Hackers broke into US government computers, possibly compromising the personal data of 4 million current and former federal employees, with investigators probing whether the culprits were based in China, US officials said.
In the latest in a string of intrusions into US agencies' high-tech systems, the US Office of Personnel Management suffered what appeared to be one of the largest breaches of information ever on government workers. The office handles employee records and security clearances.
Chinese Embassy spokesman in Washington Zhu Haiquan said hypothetical accusations were irresponsible. He said it was hard to track hacker activity across borders.
The FBI said it had launched a probe and aimed to bring to account those responsible.
OPM detected new malicious activity affecting its information systems in April and the Department of Homeland Security said it concluded at the beginning of May that the agency's data had been compromised with about 4 million workers likely affected.
The agencies involved did not specify exactly what kind of information was accessed.
The breach hit OPM's IT systems and its data stored at the Department of the Interior's data centre, a shared service center for federal agencies, a DHS official said on condition of anonymity. The official would not comment on whether other agencies' data had been affected.

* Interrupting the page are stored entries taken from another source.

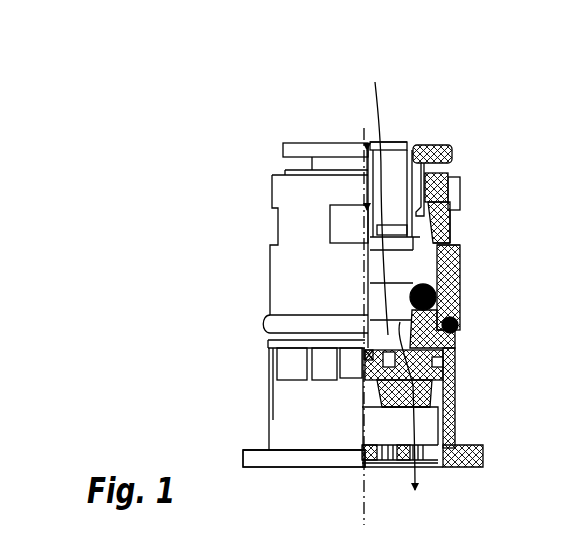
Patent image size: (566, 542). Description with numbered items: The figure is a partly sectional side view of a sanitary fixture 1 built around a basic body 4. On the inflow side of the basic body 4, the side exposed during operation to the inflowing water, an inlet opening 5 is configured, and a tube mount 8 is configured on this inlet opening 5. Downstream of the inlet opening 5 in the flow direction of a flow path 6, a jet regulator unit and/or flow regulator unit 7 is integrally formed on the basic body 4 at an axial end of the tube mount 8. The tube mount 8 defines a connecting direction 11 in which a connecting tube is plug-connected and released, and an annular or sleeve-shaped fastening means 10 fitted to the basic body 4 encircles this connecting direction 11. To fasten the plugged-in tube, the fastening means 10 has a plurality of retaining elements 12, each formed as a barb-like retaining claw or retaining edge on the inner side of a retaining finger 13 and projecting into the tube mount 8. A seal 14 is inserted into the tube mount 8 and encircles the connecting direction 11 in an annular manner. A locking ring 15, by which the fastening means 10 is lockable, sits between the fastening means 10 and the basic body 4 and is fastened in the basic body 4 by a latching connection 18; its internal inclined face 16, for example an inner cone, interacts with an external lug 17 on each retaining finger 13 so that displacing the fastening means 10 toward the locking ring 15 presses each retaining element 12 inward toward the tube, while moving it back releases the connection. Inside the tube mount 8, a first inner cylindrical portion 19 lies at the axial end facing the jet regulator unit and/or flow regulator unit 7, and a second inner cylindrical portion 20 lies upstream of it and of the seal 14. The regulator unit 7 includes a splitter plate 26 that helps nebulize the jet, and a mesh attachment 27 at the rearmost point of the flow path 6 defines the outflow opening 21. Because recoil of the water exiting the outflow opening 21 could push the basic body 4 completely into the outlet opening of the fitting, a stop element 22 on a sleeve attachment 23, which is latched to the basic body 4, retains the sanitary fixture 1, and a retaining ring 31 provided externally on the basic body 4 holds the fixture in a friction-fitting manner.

The sanitary fixture 1 is at (136, 166).
The basic body 4 is at (282, 287).
The inlet opening 5 is at (399, 130).
The flow path 6 is at (370, 106).
The jet regulator unit and/or flow regulator unit 7 is at (425, 352).
The tube mount 8 is at (398, 211).
The fastening means 10 is at (327, 147).
The connecting direction 11 is at (362, 183).
The retaining elements 12 is at (452, 146).
The retaining finger 13 is at (368, 240).
The seal 14 is at (372, 290).
The locking ring 15 is at (453, 168).
The inclined face 16 is at (452, 205).
The external lug 17 is at (453, 209).
The latching connection 18 is at (460, 204).
The first inner cylindrical portion 19 is at (388, 335).
The second inner cylindrical portion 20 is at (460, 247).
The outflow opening 21 is at (316, 478).
The stop element 22 is at (255, 462).
The sleeve attachment 23 is at (278, 405).
The splitter plate 26 is at (365, 360).
The mesh attachment 27 is at (457, 437).
The retaining ring 31 is at (466, 315).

OPM had previously been the victim of another cyber attack, as have various federal government computer systems at the State Department, the US Postal Service and the White House.
Chinese hackers were blamed for penetrating OPM's computer networks last year, when hackers appeared to have targeted files on tens of thousands of employees who had applied for top-secret security clearances, the New York Times reported in July, citing unnamed US officials.
"The FBI is working with our inter-agency partners to investigate this matter," the bureau said in a statement. "We take all potential threats to public and private sector systems seriously, and will continue to investigate and hold accountable those who pose a threat in cyberspace."
The US government has long raised concerns about cyber spying and theft emanating from China and has urged Beijing to do more to curb the problem.
There was no comment from the White House.
Since the intrusion, OPM said it had implemented additional security precautions for its networks. It said it would notify the 4 million employees and offer credit monitoring and identity theft services to those affected.